Suddenly I understood why he'd worked so hard, why he was so insanely successful at such a young age.

He'd been driven to find his place in the world, to be more than an outsider.

His fingertips brushed across my cheek.

I'd missed that touch so much, my heart bled at feeling it again.

"When are you coming back to me?" I asked softly.

"As soon as I can."

Leaning forward, he pressed his lips to mine.

"Wait."

Chapter 19

When I got to my desk, I found a voice mail from Christopher.

I debated for a moment whether I should continue to pursue the truth.

Christopher wasn't a man I wanted to invite any deeper into my life.

But I was haunted by the look that had been on Gideon's face when he told me about his past, and the sound of his voice, so hoarse with remembered shame and agony.

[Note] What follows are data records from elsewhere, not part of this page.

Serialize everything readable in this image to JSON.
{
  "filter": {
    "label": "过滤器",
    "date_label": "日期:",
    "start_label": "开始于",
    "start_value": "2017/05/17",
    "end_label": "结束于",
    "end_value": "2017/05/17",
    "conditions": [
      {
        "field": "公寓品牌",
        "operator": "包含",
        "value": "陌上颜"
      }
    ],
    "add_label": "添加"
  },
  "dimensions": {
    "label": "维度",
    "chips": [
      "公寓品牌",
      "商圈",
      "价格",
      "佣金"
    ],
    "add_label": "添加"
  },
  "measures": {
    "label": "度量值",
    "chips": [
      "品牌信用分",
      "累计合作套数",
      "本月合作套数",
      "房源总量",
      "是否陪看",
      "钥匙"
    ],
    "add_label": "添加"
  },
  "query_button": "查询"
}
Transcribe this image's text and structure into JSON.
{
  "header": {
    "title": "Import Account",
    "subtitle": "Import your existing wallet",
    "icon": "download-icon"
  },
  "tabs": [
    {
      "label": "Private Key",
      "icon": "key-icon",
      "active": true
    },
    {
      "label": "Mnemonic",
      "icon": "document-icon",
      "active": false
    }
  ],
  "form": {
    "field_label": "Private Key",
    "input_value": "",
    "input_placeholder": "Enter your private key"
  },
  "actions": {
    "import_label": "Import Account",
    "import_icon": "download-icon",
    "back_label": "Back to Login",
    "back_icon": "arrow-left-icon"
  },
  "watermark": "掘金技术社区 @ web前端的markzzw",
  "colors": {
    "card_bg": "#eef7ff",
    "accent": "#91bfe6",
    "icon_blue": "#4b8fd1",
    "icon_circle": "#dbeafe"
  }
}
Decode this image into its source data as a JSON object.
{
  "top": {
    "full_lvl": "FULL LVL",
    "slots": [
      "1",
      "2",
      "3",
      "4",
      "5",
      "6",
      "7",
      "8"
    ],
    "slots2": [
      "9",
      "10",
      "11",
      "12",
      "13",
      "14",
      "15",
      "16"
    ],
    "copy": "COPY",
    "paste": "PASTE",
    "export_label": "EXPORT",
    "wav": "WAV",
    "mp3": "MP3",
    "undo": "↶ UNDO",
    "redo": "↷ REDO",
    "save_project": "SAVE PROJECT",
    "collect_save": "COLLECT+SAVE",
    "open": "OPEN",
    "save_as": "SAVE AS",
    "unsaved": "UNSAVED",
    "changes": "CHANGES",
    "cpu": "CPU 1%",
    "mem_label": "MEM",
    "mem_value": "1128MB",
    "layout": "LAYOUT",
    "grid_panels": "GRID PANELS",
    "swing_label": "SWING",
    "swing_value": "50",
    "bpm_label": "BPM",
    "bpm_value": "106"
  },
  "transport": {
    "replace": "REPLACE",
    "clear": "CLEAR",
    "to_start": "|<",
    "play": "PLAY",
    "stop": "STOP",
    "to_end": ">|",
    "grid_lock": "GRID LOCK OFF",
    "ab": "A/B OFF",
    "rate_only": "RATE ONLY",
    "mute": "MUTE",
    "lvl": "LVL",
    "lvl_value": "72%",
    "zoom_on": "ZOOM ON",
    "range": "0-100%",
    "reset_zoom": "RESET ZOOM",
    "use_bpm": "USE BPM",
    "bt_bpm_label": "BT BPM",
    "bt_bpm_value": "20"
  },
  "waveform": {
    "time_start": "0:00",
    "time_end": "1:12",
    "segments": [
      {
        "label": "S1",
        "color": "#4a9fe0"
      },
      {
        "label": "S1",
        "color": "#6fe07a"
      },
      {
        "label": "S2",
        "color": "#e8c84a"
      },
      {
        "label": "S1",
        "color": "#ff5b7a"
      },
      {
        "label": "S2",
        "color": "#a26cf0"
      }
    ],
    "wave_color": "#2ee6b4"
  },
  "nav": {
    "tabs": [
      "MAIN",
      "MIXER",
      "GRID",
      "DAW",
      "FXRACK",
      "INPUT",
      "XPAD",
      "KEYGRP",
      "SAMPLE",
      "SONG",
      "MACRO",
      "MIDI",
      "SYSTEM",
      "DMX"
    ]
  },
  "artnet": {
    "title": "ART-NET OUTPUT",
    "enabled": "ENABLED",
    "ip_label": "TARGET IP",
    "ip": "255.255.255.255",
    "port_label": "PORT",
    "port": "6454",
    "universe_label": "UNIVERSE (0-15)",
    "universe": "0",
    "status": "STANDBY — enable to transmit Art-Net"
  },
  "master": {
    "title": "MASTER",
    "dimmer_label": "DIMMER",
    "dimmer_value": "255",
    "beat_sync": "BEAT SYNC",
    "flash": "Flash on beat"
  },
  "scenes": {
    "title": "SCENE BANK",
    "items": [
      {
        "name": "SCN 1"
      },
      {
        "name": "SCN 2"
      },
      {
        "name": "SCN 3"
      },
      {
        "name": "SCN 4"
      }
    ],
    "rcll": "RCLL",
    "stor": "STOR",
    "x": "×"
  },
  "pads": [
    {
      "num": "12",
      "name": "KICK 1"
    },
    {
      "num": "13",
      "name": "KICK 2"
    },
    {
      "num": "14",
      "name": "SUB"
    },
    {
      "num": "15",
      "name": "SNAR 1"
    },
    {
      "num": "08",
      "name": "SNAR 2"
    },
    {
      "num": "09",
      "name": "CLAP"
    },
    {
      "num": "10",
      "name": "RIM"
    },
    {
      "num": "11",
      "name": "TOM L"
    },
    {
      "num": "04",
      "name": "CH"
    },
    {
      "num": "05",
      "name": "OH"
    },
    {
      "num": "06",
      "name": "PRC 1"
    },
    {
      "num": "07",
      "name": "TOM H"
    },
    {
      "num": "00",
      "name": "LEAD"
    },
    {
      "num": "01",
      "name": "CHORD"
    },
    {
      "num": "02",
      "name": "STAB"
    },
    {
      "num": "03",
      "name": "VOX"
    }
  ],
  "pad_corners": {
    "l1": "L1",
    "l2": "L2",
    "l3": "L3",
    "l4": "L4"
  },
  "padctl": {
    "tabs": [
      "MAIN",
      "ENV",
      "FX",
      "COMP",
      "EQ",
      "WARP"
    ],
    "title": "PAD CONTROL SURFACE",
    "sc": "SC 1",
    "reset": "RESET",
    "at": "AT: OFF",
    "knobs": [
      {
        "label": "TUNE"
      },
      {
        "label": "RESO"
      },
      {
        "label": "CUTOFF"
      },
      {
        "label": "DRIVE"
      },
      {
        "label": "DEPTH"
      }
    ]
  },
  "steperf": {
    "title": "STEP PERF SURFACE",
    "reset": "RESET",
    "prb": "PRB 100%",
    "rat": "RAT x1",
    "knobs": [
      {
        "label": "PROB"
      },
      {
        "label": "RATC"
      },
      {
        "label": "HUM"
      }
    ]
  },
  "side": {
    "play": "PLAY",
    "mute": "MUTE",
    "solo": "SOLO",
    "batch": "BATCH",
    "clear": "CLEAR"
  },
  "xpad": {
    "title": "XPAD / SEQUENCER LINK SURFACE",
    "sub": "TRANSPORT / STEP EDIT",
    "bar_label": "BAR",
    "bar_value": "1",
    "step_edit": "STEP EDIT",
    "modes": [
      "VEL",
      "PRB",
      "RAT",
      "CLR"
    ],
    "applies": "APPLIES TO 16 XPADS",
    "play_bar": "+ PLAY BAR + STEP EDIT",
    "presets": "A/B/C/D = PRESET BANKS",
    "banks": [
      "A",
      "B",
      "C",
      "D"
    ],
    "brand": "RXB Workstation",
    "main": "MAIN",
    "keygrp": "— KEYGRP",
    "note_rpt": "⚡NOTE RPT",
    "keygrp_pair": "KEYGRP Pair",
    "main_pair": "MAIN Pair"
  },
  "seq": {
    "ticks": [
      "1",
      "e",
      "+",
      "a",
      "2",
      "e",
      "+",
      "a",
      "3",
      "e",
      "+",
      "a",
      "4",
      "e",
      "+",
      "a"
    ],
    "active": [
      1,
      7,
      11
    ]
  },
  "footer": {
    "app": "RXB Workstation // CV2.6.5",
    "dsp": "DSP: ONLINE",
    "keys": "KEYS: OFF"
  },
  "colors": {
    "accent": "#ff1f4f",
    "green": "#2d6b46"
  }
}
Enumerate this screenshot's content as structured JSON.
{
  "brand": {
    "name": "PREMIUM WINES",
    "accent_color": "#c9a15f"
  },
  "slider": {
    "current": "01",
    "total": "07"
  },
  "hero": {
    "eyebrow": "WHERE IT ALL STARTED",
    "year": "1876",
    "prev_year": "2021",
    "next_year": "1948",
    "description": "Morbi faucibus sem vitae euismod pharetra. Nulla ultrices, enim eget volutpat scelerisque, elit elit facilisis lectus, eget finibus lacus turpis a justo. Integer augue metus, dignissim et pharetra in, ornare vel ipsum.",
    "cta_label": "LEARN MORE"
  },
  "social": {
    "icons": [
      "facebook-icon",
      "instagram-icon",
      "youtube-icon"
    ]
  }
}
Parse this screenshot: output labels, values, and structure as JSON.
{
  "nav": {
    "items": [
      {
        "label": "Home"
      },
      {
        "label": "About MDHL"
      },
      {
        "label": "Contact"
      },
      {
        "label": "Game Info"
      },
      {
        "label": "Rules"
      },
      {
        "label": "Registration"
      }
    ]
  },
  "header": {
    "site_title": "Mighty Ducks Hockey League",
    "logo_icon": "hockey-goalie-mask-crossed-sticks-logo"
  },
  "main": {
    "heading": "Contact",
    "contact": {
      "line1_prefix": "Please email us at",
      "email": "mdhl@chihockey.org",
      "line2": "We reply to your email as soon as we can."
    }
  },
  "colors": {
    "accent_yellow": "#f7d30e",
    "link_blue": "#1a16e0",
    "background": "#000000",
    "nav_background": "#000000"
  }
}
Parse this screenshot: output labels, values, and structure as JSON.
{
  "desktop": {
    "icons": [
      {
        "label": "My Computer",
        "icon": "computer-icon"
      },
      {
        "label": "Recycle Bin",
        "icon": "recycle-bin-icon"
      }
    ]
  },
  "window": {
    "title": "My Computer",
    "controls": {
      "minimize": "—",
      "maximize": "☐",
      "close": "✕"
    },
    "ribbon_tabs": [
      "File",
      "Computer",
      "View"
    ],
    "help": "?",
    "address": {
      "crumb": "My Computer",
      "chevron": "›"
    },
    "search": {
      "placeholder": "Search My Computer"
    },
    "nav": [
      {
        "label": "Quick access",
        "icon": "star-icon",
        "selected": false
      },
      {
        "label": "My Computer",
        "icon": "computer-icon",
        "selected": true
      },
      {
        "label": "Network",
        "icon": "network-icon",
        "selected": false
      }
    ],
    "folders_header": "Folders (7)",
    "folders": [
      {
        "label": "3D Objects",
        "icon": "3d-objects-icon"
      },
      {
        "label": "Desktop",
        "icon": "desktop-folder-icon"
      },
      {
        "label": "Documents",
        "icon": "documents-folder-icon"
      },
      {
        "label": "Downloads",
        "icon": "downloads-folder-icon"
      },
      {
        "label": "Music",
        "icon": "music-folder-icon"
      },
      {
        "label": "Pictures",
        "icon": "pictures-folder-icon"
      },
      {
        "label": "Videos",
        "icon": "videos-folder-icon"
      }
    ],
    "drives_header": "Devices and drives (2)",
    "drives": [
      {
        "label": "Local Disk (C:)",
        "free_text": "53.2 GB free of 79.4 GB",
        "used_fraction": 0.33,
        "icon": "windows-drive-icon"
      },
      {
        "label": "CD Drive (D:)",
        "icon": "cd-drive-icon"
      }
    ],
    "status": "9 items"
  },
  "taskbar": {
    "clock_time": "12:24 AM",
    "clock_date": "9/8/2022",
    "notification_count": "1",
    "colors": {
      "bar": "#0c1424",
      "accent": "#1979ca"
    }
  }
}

I felt his pain like my own.

In the end, there was no other choice.

I returned Christopher's call and asked him out to lunch.

"Lunch with a beautiful woman?" There was a smile in his voice.

"Absolutely."

"Any time you have free this week would be great."

"How about today?" he suggested.

"I occasionally get a craving for that deli you took me to."

"Works for me.

Noon?" We set the time and I hung up just as Will stopped by my cubicle.

He gave me puppy-dog eyes and said, "Help."

I managed a smile.

"Sure."

The two hours flew by.

When noon rolled around, I went downstairs and found Christopher waiting in the lobby.

His auburn hair was a wild mess of short, loose waves and his grayish- green eyes sparkled.

Wearing black slacks and a white dress shirt rolled up at the sleeves, he looked confident and attractive.

He greeted me with his boyish grin, and it struck me then - I couldn't ask him about what he'd said to his mother long ago.

He'd been a child himself, living in a dysfunctional home.

"I'm stoked you called me," he said.

"But I have to admit, I'm curious about why.

I'm wondering if it has anything to do with Gideon getting back together with Corinne."

That hurt.

Terribly.

I had to suck in a deep breath, then release my tension with it.

I knew better.

I had no doubts.

But I was honest enough to admit that I wanted ownership of Gideon.

I wanted to claim him, possess him, have everyone know that he was mine.